Although many popular diets advise high fiber for good digestive health, currently there are no data recommending a high-fiber diet for prevention or treatment of CDI. Additionally, providers should be careful of high-fiber diets in elderly persons, as an excessive intake (more than 50-60 g per day) may worsen intestinal discomfort and interfere with the body’s ability to properly absorb vitamins and minerals.16

The efficacy of the other therapies needs further study. Intravenous immunoglobulins for treating relapsing or severe C difficile has mainly been demonstrated in case reports. Anion-binding resins, such as cholestyramine and colestipol, have treated some patients with CDI and has been shown to be efficacious as adjuvant therapy with antibiotics in patients with frequent relapses, but further studies are warranted to assess optimal indications.17

What does the literature say about the two surgical interventions for managing CDI: subtotal colectomy and diverting loop ileostomy with colonic lavage? Who is considered candidate for either of these two surgical interventions?

The optimal timing of surgery remains uncertain. Most favor early surgery since delay increases perioperative mortality. Indications for surgery in patients with CDI include severe ileus, toxic megacolon, colon perforation or impending perforation, necrotizing colitis, or septic shock with multiorgan failure.

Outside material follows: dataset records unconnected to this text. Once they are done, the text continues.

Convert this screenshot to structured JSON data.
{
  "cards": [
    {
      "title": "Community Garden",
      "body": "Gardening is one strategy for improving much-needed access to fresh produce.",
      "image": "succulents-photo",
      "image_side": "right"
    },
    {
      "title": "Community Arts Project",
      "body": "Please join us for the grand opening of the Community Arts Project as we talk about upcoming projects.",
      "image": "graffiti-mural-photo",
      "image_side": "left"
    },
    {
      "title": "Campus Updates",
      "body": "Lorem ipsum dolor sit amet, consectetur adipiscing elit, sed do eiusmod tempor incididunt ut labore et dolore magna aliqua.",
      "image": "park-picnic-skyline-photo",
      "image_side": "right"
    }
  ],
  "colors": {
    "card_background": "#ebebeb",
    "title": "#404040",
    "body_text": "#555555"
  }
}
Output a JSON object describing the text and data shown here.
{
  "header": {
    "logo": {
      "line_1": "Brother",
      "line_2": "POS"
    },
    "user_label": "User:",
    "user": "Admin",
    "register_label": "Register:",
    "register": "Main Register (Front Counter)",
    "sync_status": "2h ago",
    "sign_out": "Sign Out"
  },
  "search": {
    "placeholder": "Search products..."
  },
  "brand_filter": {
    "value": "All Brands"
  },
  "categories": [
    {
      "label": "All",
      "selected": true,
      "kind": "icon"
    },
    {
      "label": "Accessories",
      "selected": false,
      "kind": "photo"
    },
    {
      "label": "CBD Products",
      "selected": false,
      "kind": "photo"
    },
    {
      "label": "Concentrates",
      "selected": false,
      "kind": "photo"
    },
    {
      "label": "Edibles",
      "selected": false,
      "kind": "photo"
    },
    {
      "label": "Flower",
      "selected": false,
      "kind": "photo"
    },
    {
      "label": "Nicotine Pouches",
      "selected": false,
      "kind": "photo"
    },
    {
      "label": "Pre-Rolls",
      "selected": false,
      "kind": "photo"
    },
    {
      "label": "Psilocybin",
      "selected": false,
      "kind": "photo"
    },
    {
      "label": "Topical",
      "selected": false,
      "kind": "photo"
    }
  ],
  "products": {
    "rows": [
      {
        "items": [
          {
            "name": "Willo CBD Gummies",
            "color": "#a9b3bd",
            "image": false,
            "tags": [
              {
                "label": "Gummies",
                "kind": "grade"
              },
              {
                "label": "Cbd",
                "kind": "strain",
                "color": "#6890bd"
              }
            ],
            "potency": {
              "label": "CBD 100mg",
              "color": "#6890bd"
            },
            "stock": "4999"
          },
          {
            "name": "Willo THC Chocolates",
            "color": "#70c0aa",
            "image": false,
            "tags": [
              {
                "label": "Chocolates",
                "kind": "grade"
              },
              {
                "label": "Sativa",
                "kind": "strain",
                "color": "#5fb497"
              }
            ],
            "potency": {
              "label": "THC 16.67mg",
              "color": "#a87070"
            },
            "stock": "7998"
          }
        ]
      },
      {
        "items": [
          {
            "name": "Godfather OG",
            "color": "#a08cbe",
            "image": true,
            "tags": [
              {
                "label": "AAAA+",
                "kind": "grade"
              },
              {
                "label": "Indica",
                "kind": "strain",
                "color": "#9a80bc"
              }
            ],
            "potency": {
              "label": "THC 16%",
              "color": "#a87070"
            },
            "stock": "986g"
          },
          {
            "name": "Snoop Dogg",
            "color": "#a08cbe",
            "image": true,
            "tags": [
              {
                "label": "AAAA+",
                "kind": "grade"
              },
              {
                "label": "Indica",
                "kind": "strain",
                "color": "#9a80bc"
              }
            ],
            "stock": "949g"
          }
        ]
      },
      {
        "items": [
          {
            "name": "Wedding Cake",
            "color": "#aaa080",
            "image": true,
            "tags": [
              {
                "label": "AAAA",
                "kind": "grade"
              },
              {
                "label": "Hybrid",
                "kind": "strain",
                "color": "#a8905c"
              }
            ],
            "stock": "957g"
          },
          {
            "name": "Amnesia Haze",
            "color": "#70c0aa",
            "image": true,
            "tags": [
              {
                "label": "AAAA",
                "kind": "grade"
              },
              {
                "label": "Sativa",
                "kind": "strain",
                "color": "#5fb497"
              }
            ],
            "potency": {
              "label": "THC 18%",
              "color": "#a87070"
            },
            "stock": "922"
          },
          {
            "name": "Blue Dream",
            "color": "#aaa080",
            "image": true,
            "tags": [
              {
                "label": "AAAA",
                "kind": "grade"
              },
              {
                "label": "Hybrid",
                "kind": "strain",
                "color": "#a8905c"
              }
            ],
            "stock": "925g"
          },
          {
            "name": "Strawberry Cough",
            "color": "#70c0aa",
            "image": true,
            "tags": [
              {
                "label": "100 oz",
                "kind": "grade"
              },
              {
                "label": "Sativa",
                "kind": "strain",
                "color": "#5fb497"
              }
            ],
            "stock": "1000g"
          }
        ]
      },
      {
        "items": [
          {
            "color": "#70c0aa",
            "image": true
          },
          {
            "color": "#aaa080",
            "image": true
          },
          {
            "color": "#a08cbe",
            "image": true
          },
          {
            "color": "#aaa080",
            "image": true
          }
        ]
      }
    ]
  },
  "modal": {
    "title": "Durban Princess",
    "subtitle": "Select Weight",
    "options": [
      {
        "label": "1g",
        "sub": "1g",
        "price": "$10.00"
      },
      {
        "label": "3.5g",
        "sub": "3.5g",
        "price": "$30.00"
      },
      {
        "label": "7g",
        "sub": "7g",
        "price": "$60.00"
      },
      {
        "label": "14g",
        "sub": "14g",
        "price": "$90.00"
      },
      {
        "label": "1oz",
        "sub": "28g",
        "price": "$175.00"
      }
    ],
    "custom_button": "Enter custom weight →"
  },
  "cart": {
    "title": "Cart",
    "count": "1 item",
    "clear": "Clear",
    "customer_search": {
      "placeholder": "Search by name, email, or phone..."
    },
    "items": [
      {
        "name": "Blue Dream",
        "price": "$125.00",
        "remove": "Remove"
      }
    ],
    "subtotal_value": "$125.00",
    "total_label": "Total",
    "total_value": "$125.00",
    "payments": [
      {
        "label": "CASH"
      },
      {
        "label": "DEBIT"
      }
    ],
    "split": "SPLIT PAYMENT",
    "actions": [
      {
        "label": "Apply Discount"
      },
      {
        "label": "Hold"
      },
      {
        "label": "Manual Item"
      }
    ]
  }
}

With the emergence of hypervirulent strains, there is rapid progression to death within 48 hours of admission in the intensive care unit. In these patients, colectomy is most beneficial in patients older than 65 years of age with a white blood cell count of 20,000 cells per ųL or greater and/or a plasma lactate level between 19.8 and 44 mg/dL. One study showed that perioperative mortality of colectomy was 75% or above in CDI patients with lactate level of 45 mg/dL or greater.18

A study that compared patients who underwent loop ileostomy, intraoperative colonic lavage with polyethylene glycol solution followed by antegrade instillation of vancomycin, with historical patients who had underwent colectomy found that diverting loop ileostomy was associated with lower mortality.19 The mean age of these patients was around 60 years, and there was no significant difference between study groups, which indicates that diverting ileostomy might be better tolerated by elderly patients. More studies are required to validate the benefit of this procedure.

Are there any other points you would like to stress to healthcare professionals about CDI?

The changing epidemiology of CDI reflects the increasing incidence of the disease beyond acute healthcare settings. Given the higher number of older adults residing in long-term care facilities and the frequent interfacility transfers, infection prevention guidelines should be judiciously applied to all healthcare settings. This will not only help in decreasing the burden of primary CDI but also of recurrent CDI.